The self is everywhere in a lab.
FBM
 
  1  
Reply Sun 12 May, 2013 08:24 pm
@Olivier5,
Nowhere in there did you identify a self.
cicerone imposter
 
  1  
Reply Sun 12 May, 2013 08:39 pm
@Olivier5,
Physical biology is science, but psychological science is based on many variables that cannot be measured. A little chemistry imbalance in the brain can is difficult to identify and quantify on the surface. If behavior is studied, it still leaves out the "thinking person." Their ideas and beliefs are almost impossible to measure, because we take inputs from our environment that may change in how we think, and everybody is "different" by degrees, and how they will act in the future.

Why do people who "seem" normal, kill their own family members?

Olivier5
 
  1  
Reply Sun 12 May, 2013 08:43 pm
@FBM,
I identified you and I and every person on earth including anyone manipulating anY petri dish as a self.
0 Replies
 
FBM
 
  1  
Reply Sun 12 May, 2013 08:43 pm
This might be helpful: http://books.google.co.kr/books?id=4OPYI8qbdEcC&pg=PR10&lpg=PR10&dq=Functional+Anatomy+of+the+Sense+of+agency:+Past+Evidence+and+Future+Directions&source=bl&ots=nptweniptd&sig=-gl0AgeclrUv8v2adGfZBvVO-ko&hl=ko&sa=X&ei=kdcdUKTBKYSZiAexkICICw&redir_esc=y#v=onepage&q=Functional%20Anatomy%20of%20the%20Sense%20of%20agency%3A%20Past%20Evidence%20and%20Future%20Directions&f=false

The sense of agency is the sense of being a self. If these scientists are correct, it is a sensation produced in the brain, experienced by the same brain.
Olivier5
 
  1  
Reply Sun 12 May, 2013 08:53 pm
@FBM,
And what else could it be? The sense of self is evidently a construct of the brain, but an amazing and all-important one.
FBM
 
  1  
Reply Sun 12 May, 2013 08:54 pm
@Olivier5,
So, what is the self?
Olivier5
 
  1  
Reply Sun 12 May, 2013 08:58 pm
@cicerone imposter,
Quote:
Why do people who "seem" normal, kill their own family members?


Because they're fed up with them?
cicerone imposter
 
  1  
Reply Sun 12 May, 2013 09:08 pm
@Olivier5,
Sometimes, but I think more often when the father looses his job, and feels hopeless.
0 Replies
 
FBM
 
  1  
Reply Sun 12 May, 2013 09:14 pm
@FBM,
FBM wrote:

So, what is the self?


Or is it at least apparent now that I don't believe in it?

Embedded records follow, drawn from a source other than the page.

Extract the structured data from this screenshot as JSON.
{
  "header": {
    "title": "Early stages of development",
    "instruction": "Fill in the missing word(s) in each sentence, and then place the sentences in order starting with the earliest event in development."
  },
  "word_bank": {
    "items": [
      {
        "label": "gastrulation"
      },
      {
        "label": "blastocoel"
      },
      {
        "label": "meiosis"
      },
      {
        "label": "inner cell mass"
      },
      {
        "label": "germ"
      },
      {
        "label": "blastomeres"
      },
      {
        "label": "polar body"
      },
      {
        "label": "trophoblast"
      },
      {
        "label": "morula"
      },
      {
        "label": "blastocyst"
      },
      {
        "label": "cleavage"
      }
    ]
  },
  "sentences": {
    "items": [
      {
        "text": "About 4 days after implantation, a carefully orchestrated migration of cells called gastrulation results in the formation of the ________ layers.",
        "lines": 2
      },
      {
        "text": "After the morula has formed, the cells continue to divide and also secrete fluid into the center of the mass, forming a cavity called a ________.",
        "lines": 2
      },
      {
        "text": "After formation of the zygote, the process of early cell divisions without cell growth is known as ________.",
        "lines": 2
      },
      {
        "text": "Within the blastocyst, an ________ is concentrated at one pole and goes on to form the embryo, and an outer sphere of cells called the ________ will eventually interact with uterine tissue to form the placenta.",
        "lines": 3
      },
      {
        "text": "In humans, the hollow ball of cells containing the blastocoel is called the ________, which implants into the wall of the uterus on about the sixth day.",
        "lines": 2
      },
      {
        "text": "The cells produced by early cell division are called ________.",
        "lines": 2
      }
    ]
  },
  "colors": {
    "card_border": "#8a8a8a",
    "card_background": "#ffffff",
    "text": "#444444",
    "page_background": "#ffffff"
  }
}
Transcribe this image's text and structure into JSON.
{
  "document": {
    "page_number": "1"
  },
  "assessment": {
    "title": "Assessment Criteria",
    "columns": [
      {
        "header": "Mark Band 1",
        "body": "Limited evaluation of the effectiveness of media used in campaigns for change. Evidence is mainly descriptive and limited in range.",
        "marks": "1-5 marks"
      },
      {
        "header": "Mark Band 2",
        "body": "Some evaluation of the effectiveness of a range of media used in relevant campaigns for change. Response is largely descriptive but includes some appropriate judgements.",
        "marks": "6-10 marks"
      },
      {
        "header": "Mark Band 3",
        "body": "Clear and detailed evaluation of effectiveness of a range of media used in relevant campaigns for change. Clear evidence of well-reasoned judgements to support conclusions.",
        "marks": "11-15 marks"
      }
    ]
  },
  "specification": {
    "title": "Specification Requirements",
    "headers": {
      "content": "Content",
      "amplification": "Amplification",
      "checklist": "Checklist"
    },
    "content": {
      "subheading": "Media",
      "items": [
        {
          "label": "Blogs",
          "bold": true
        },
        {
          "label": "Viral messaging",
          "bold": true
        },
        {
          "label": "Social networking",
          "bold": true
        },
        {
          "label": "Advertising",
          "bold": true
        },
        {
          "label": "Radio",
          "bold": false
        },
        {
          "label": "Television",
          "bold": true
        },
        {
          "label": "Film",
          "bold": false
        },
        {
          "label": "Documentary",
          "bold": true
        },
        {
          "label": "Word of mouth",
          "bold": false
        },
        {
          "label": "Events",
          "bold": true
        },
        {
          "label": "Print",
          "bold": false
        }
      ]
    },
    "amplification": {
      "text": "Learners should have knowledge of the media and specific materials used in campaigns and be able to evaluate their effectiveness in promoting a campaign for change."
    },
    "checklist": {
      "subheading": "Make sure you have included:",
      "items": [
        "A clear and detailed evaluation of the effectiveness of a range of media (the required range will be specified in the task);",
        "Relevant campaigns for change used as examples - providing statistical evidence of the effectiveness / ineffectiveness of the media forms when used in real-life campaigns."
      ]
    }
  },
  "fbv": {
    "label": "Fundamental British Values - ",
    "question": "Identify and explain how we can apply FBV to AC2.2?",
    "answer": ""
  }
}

Which is not the same as saying I believe it doesn't exist.
0 Replies
 
Olivier5
 
  1  
Reply Sun 12 May, 2013 09:17 pm
@FBM,
A self is a space where different streams of info and representations, from one's perceived present environment, memorized past, and imagination, are brought together for comparison, dialogue, dispute, analysis, synthesis and decision making. Minutes of the discussion are usually taken, at least in short-term memory. It's our mind and body's own private agora.